03/20/08
サブプライム問題と世界経済6(低金利競争2)
アメリカが低金利競走を始めたら、どうなるのでしょうか?
実際には、先行した日本の低金利政策の学習効果で、アメリカがドルの大量供給をする可能性がある、金利を引き下げる可能性があると言う思惑だけで、これを織り込んでドルの下落が先行しますので、アメリカが日本のまねをして低金利政策をとっても、ドルのキャリー取引のうまみがなくなっているのが実情です。
日本の円キャリー取引の場合は、ゼロ金利で借りた円でユーロなどに両替してヨーロッパで投資し、高利回りを得て利ザヤ稼ぐだけでなく、円の大量放出・・上記のように円を放出した分だけ、貿易収支上の交換から生じる為替相場にこの外貨と両替する分の円売り圧力が加わるので、円は長期的にじわじわ下落します。
この円下落の動きが緩慢でしたから、借りた機関投資家が円を買い戻して日本の銀行に返すまでに円が2〜3割下落していれば、借りた方は金利差の上に為替差益もあって二重の利益になりますから、安心して日本で円を借りて海外で投資できたのです。
この仕組みのお陰で日本の大量発行した円は、海外にそのまま流出し日本国内のインフレにならなかったのです。
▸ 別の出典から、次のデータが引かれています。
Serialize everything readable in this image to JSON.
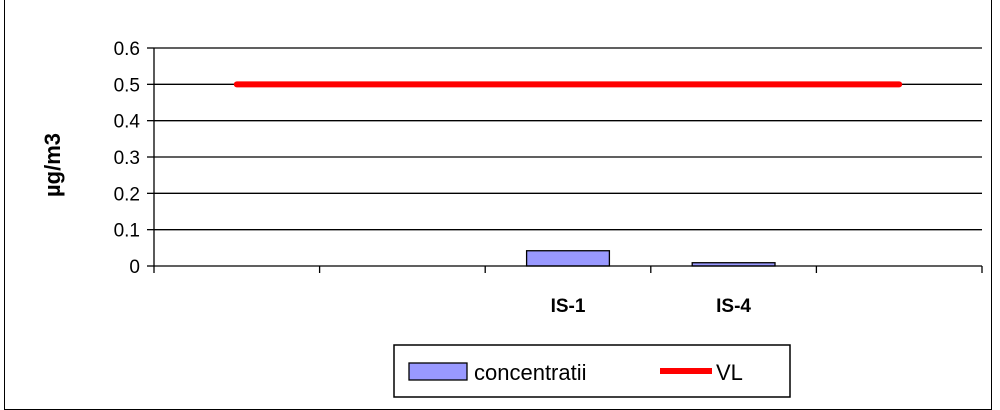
{
  "chart_data": {
    "type": "bar",
    "title": "",
    "xlabel": "",
    "ylabel": "µg/m3",
    "ylim": [
      0,
      0.6
    ],
    "yticks": [
      "0",
      "0.1",
      "0.2",
      "0.3",
      "0.4",
      "0.5",
      "0.6"
    ],
    "grid": true,
    "legend_position": "bottom",
    "categories": [
      "",
      "",
      "IS-1",
      "IS-4",
      ""
    ],
    "series": [
      {
        "name": "concentratii",
        "type": "bar",
        "color": "#9999ff",
        "values": [
          null,
          null,
          0.042,
          0.009,
          null
        ]
      },
      {
        "name": "VL",
        "type": "line",
        "color": "#ff0000",
        "values": [
          0.5,
          0.5,
          0.5,
          0.5,
          0.5
        ]
      }
    ]
  }
}
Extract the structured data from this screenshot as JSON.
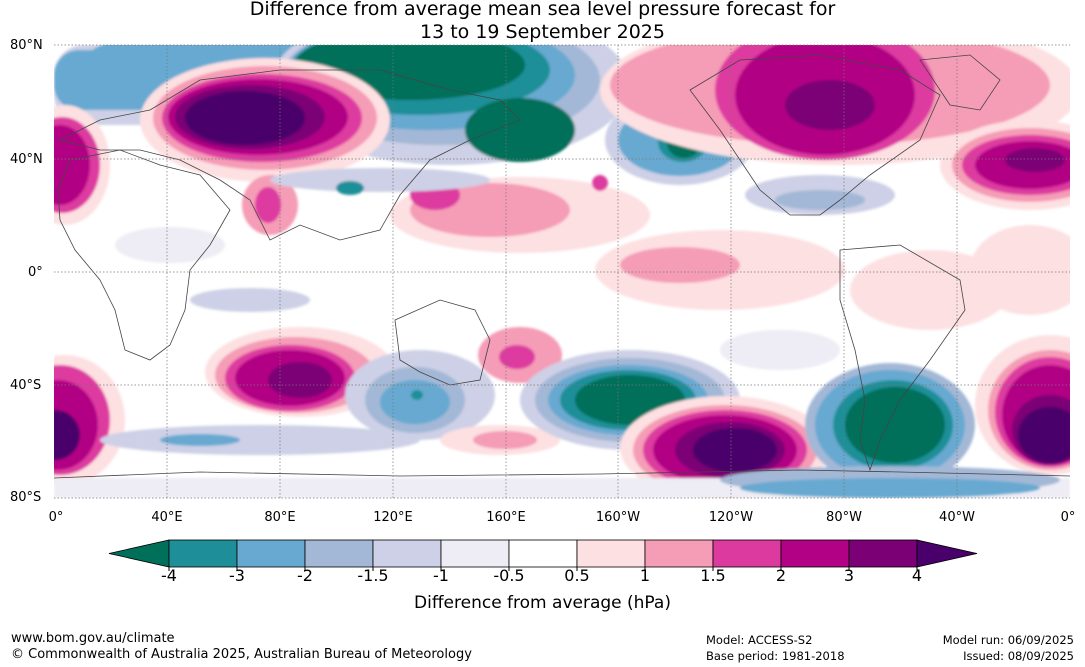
{
  "title_line1": "Difference from average mean sea level pressure forecast for",
  "title_line2": "13 to 19 September 2025",
  "map": {
    "lat_labels": [
      "80°N",
      "40°N",
      "0°",
      "40°S",
      "80°S"
    ],
    "lon_labels": [
      "0°",
      "40°E",
      "80°E",
      "120°E",
      "160°E",
      "160°W",
      "120°W",
      "80°W",
      "40°W",
      "0°"
    ],
    "extent": {
      "lon": [
        0,
        360
      ],
      "lat": [
        -80,
        80
      ]
    }
  },
  "colorbar": {
    "label": "Difference from average (hPa)",
    "tick_labels": [
      "-4",
      "-3",
      "-2",
      "-1.5",
      "-1",
      "-0.5",
      "0.5",
      "1",
      "1.5",
      "2",
      "3",
      "4"
    ],
    "colors": [
      "#00705a",
      "#1e8f98",
      "#68a9d1",
      "#a3b8d6",
      "#cdd0e6",
      "#eeecf4",
      "#ffffff",
      "#fde0e2",
      "#f59cb6",
      "#dd3aa0",
      "#b20184",
      "#7b0076",
      "#4a006a"
    ],
    "color_names": [
      "below -4",
      "-4 to -3",
      "-3 to -2",
      "-2 to -1.5",
      "-1.5 to -1",
      "-1 to -0.5",
      "-0.5 to 0.5",
      "0.5 to 1",
      "1 to 1.5",
      "1.5 to 2",
      "2 to 3",
      "3 to 4",
      "above 4"
    ]
  },
  "footer": {
    "website": "www.bom.gov.au/climate",
    "copyright": "© Commonwealth of Australia 2025, Australian Bureau of Meteorology",
    "model": "Model: ACCESS-S2",
    "base_period": "Base period: 1981-2018",
    "model_run": "Model run: 06/09/2025",
    "issued": "Issued: 08/09/2025"
  }
}
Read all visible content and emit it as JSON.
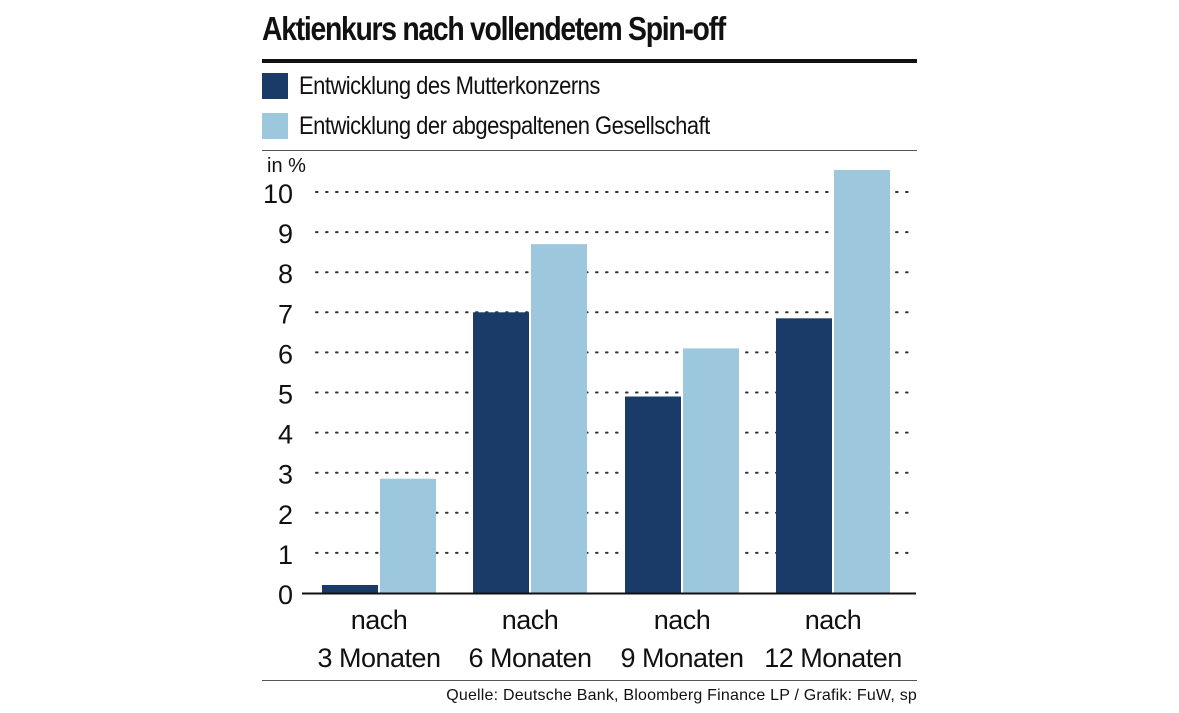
{
  "chart_data": {
    "type": "bar",
    "title": "Aktienkurs nach vollendetem Spin-off",
    "ylabel": "in %",
    "xlabel": "",
    "ylim": [
      0,
      10.5
    ],
    "yticks": [
      0,
      1,
      2,
      3,
      4,
      5,
      6,
      7,
      8,
      9,
      10
    ],
    "grid": true,
    "legend_position": "top",
    "categories": [
      [
        "nach",
        "3 Monaten"
      ],
      [
        "nach",
        "6 Monaten"
      ],
      [
        "nach",
        "9 Monaten"
      ],
      [
        "nach",
        "12 Monaten"
      ]
    ],
    "series": [
      {
        "name": "Entwicklung des Mutterkonzerns",
        "color": "#1a3a68",
        "values": [
          0.2,
          7.0,
          4.9,
          6.85
        ]
      },
      {
        "name": "Entwicklung der abgespaltenen Gesellschaft",
        "color": "#9cc7dd",
        "values": [
          2.85,
          8.7,
          6.1,
          10.55
        ]
      }
    ],
    "source": "Quelle: Deutsche Bank, Bloomberg Finance LP / Grafik: FuW, sp"
  },
  "colors": {
    "text": "#111111",
    "grid_dots": "#333333",
    "axis": "#111111"
  }
}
ところが今度のドル下落局面では、円で学習しているので、ドルの放出以前に、その見込みだけで、ドルが先に値下がりしています。
借りるときに既にドルが下落してしまっていて、返すときまでにそれ以上の値下がりがなければ、金利差の利益だけですから、これでは両替手数料や借りるときの契約経費その他のコストがあるので、僅かな金利差ではそれほど儲けがありません。
そのうえ、もしかして返済時にドルが持ち直して、少しでも上がっていると大損となります。
学習効果の結果、円キャリー取引のように、ドルのキャリー取引はパーフェクトに儲かる取引形態ではなくなったのです。
しかし、これが分からずに当面まねをする人が多いと言うか、市場の末端では、同じ現象が起きると誤解して、大騒ぎにはなるでしょう。
(大方の人は過去の経験だけで、今度も同じだと思って、動くものです)
上記のように過去の例を真似するアホな人も多くいますが、結局は時間の経過でそのうち大損するので、この種取引は次第に減少していくはずです。
そうすると、低金利下で大量発行されたドルはアメリカ国内に滞留し、国内での猛烈なインフレになるのではないでしょうか?
他方で、キャリー取引は成り立たないとしても、アメリカで発行されるドルは国内滞留の限度を越えると水が低きに流れるように自然に国外に流出するでしょう。
どこの国でもお金のたりない人はいくらもいて、貸してくれるなら融資を受けたい人はいくらでもいますから、低金利でしかも無審査に近く簡単に貸してくれるとなれば、世界中から群がってくるのは自然の流れです。
金融に関する一種の病理現象が、主流になってくるのです。